Edit: As it's coming up in the comments, the voltage between the two halves of R1 in the second circuit is not 0V.
simulate this circuit
As we can see, the potential between the two negative inputs splits in half on the resistors. Both potentials are \$\frac{U_2-U_1}{2}\$. If we want to calculate the absolute voltage in the middle you can go from either side: $$U_M = U_1 + \frac{U_2-U_1}{2} = U_2 - \frac{U_2-U_1}{2}$$
which is the average of the input voltages. Also note that \$U_{o1}\$ for a given input voltage is different between connecting the resistors together and grounding both. It's just the differential output that's the same.

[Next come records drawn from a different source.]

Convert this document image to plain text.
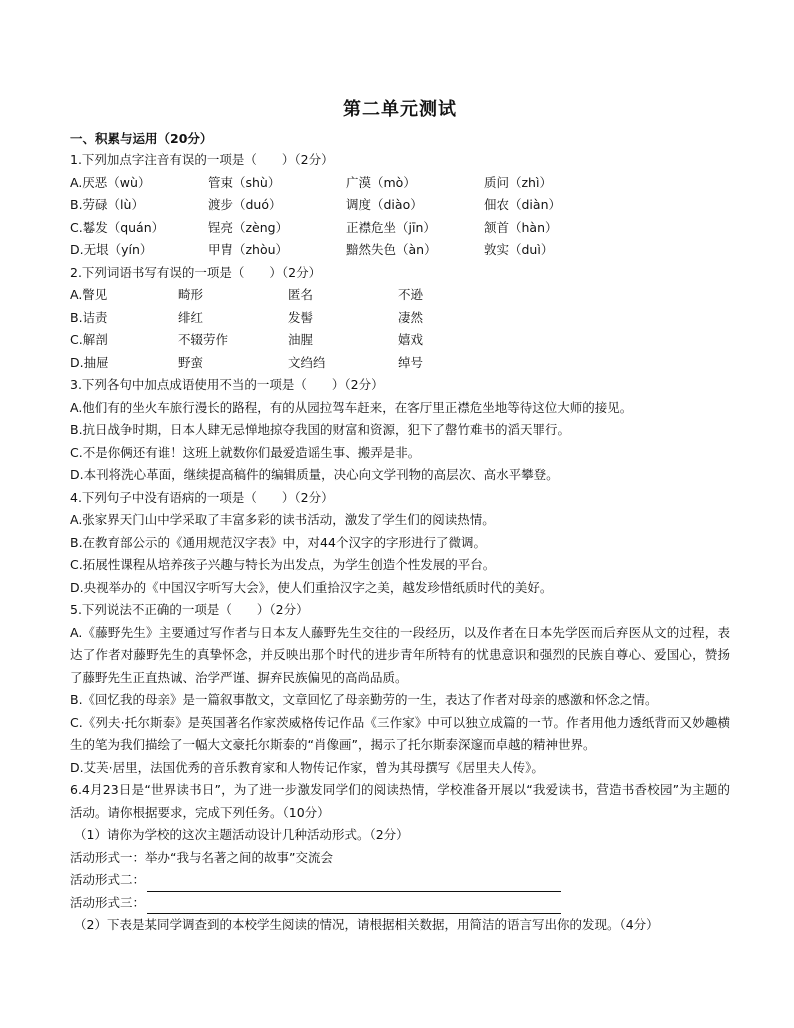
第二单元测试
一、积累与运用（20分）
1.下列加点字注音有误的一项是（　　）（2分）
A.厌恶（wù）	管束（shù）	广漠（mò）	质问（zhì）
B.劳碌（lù）	渡步（duó）	调度（diào）	佃农（diàn）
C.鬈发（quán）	锃亮（zèng）	正襟危坐（jīn）	颔首（hàn）
D.无垠（yín）	甲胄（zhòu）	黯然失色（àn）	敦实（duì）
2.下列词语书写有误的一项是（　　）（2分）
A.瞥见	畸形	匿名	不逊
B.诘责	绯红	发髻	凄然
C.解剖	不辍劳作	油腥	嬉戏
D.抽屉	野蛮	文绉绉	绰号
3.下列各句中加点成语使用不当的一项是（　　）（2分）
A.他们有的坐火车旅行漫长的路程，有的从园拉驾车赶来，在客厅里正襟危坐地等待这位大师的接见。
B.抗日战争时期，日本人肆无忌惮地掠夺我国的财富和资源，犯下了罄竹难书的滔天罪行。
C.不是你俩还有谁！这班上就数你们最爱造谣生事、搬弄是非。
D.本刊将洗心革面，继续提高稿件的编辑质量，决心向文学刊物的高层次、高水平攀登。
4.下列句子中没有语病的一项是（　　）（2分）
A.张家界天门山中学采取了丰富多彩的读书活动，激发了学生们的阅读热情。
B.在教育部公示的《通用规范汉字表》中，对44个汉字的字形进行了微调。
C.拓展性课程从培养孩子兴趣与特长为出发点，为学生创造个性发展的平台。
D.央视举办的《中国汉字听写大会》，使人们重拾汉字之美，越发珍惜纸质时代的美好。
5.下列说法不正确的一项是（　　）（2分）
A.《藤野先生》主要通过写作者与日本友人藤野先生交往的一段经历，以及作者在日本先学医而后弃医从文的过程，表达了作者对藤野先生的真挚怀念，并反映出那个时代的进步青年所特有的忧患意识和强烈的民族自尊心、爱国心，赞扬了藤野先生正直热诚、治学严谨、摒弃民族偏见的高尚品质。
B.《回忆我的母亲》是一篇叙事散文，文章回忆了母亲勤劳的一生，表达了作者对母亲的感激和怀念之情。
C.《列夫·托尔斯泰》是英国著名作家茨威格传记作品《三作家》中可以独立成篇的一节。作者用他力透纸背而又妙趣横生的笔为我们描绘了一幅大文豪托尔斯泰的“肖像画”，揭示了托尔斯泰深邃而卓越的精神世界。
D.艾芙·居里，法国优秀的音乐教育家和人物传记作家，曾为其母撰写《居里夫人传》。
6.4月23日是“世界读书日”，为了进一步激发同学们的阅读热情，学校准备开展以“我爱读书，营造书香校园”为主题的活动。请你根据要求，完成下列任务。（10分）
（1）请你为学校的这次主题活动设计几种活动形式。（2分）
活动形式一： 举办“我与名著之间的故事”交流会
活动形式二：
活动形式三：
（2）下表是某同学调查到的本校学生阅读的情况，请根据相关数据，用简洁的语言写出你的发现。（4分）
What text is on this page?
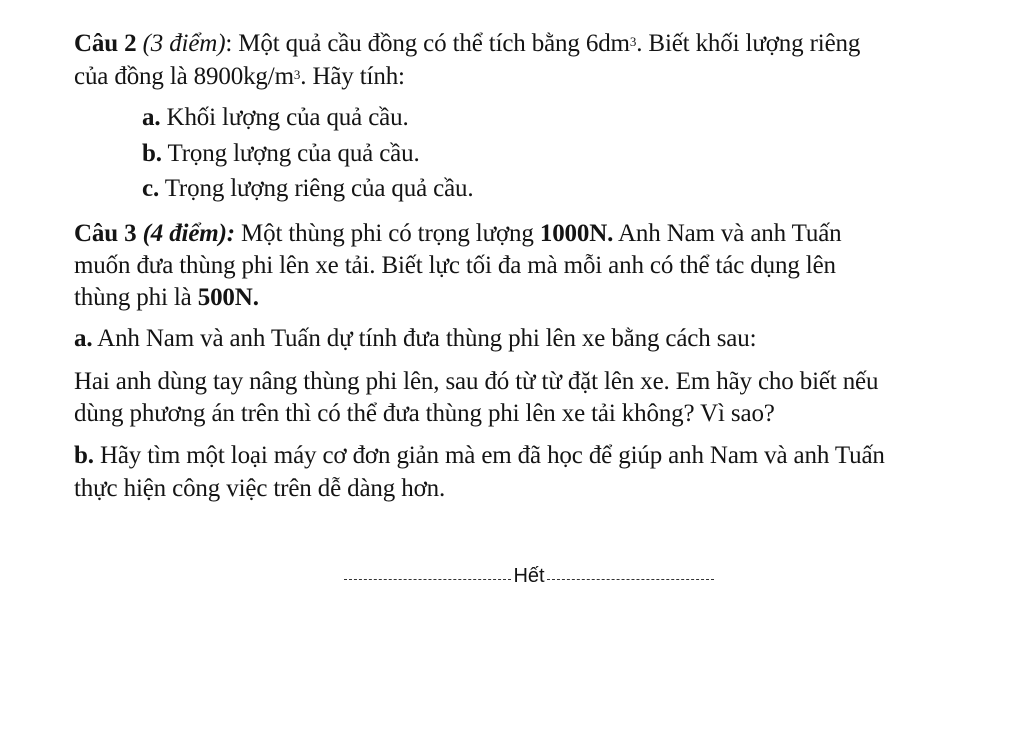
Câu 2 (3 điểm): Một quả cầu đồng có thể tích bằng $6dm^3$. Biết khối lượng riêng
của đồng là $8900kg/m^3$. Hãy tính:
a. Khối lượng của quả cầu.
b. Trọng lượng của quả cầu.
c. Trọng lượng riêng của quả cầu.
Câu 3 (4 điểm): Một thùng phi có trọng lượng 1000N. Anh Nam và anh Tuấn
muốn đưa thùng phi lên xe tải. Biết lực tối đa mà mỗi anh có thể tác dụng lên
thùng phi là 500N.
a. Anh Nam và anh Tuấn dự tính đưa thùng phi lên xe bằng cách sau:
Hai anh dùng tay nâng thùng phi lên, sau đó từ từ đặt lên xe. Em hãy cho biết nếu
dùng phương án trên thì có thể đưa thùng phi lên xe tải không? Vì sao?
b. Hãy tìm một loại máy cơ đơn giản mà em đã học để giúp anh Nam và anh Tuấn
thực hiện công việc trên dễ dàng hơn.
Hết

Remember we calculated \$U_{o1}\$ and \$U_{o2}\$ for the grounded resistors version in the beginning and they were only dependent on the respective input voltage. However, with the connected resistors we get:
$$ U_{o1} = U_1 - I_0 * R_2 = U_1 - (U_2 - U_1) \frac{R_2}{R_1} $$ $$ U_{o2} = U_2 + I_0 * R_2 = U_2 + (U_2 - U_1) \frac{R_2}{R_1} $$
So while \$U_{o2}-U_{o1}\$ is the same in both circuits, the connected one has output voltages in the first stage that are dependent on both input voltages. The very important advantage is that only the difference between the signals gets amplified in the first stage. Since real opamps have rise times and especially supply rails that can be hit even with a small differential voltage if both voltages are relatively high. Here is a plot of the two different circuits at 1V differential voltage and U1 sweeped from 0V to 10V. As you can see, the grounded circuit hits 30V and more which could easily be above the supply rail while the differential circuit is well balanced.